A double-blind, randomized, placebo-controlled trial was performed involving pregnant women up to 14 weeks' gestation who desired pregnancy termination. Subjects were randomized to receive ketorolac 30 mg intravenously (n=31) or placebo (n=45) at the time of induction of anesthesia. Postoperative pain was assessed using a visual analog scale (VAS). The primary outcome was pain control as determined by VAS score. Secondary measures of patient use of supplemental postoperative pain medications and patient satisfaction were assessed.

RESULTS

Subjects in the ketorolac group had lower postoperative pain scores on the VAS at all time points compared to the placebo group, but the difference was not statistically significant. The ketorolac group used less postoperative acetaminophen compared to the placebo group (6.5% versus 35.6%), respectively.

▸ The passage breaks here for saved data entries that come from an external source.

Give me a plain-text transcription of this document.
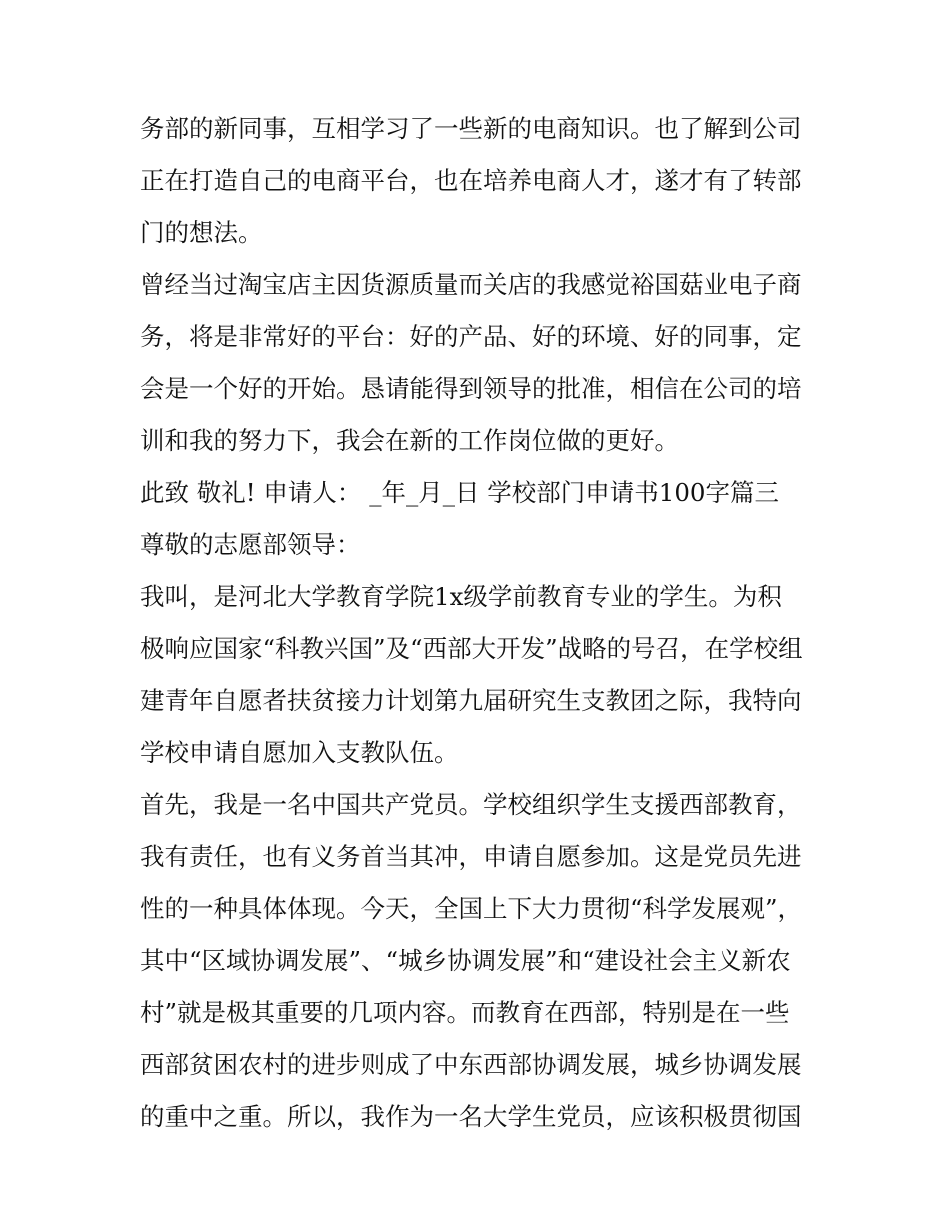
务部的新同事，互相学习了一些新的电商知识。也了解到公司
正在打造自己的电商平台，也在培养电商人才，遂才有了转部
门的想法。
曾经当过淘宝店主因货源质量而关店的我感觉裕国菇业电子商
务，将是非常好的平台：好的产品、好的环境、好的同事，定
会是一个好的开始。恳请能得到领导的批准，相信在公司的培
训和我的努力下，我会在新的工作岗位做的更好。
此致 敬礼! 申请人： _年_月_日 学校部门申请书100字篇三
尊敬的志愿部领导：
我叫，是河北大学教育学院1x级学前教育专业的学生。为积
极响应国家“科教兴国”及“西部大开发”战略的号召，在学校组
建青年自愿者扶贫接力计划第九届研究生支教团之际，我特向
学校申请自愿加入支教队伍。
首先，我是一名中国共产党员。学校组织学生支援西部教育，
我有责任，也有义务首当其冲，申请自愿参加。这是党员先进
性的一种具体体现。今天，全国上下大力贯彻“科学发展观”，
其中“区域协调发展”、“城乡协调发展”和“建设社会主义新农
村”就是极其重要的几项内容。而教育在西部，特别是在一些
西部贫困农村的进步则成了中东西部协调发展，城乡协调发展
的重中之重。所以，我作为一名大学生党员，应该积极贯彻国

Subjects in the placebo group and the ketorolac group had similar requirements for postoperative narcotics in the recovery room (22.2% versus 19.4%). Patient satisfaction with pain level was equivalent between the groups at all postoperative end points. There was no observed difference in perioperative blood loss observed between the two groups.

CONCLUSION

Perioperative ketorolac has the same effect on postoperative pain as determined by VAS as placebo. The use of ketorolac at the 30-mg dose cannot be recommended for better pain control for patients undergoing first-trimester pregnancy termination by suction curettage. The only positive effect of the use of ketorolac compared to placebo was a reduction in the use of acetaminophen. Ketorolac use does not appear to change blood loss in the operating room or through postoperative day 1 compared to placebo.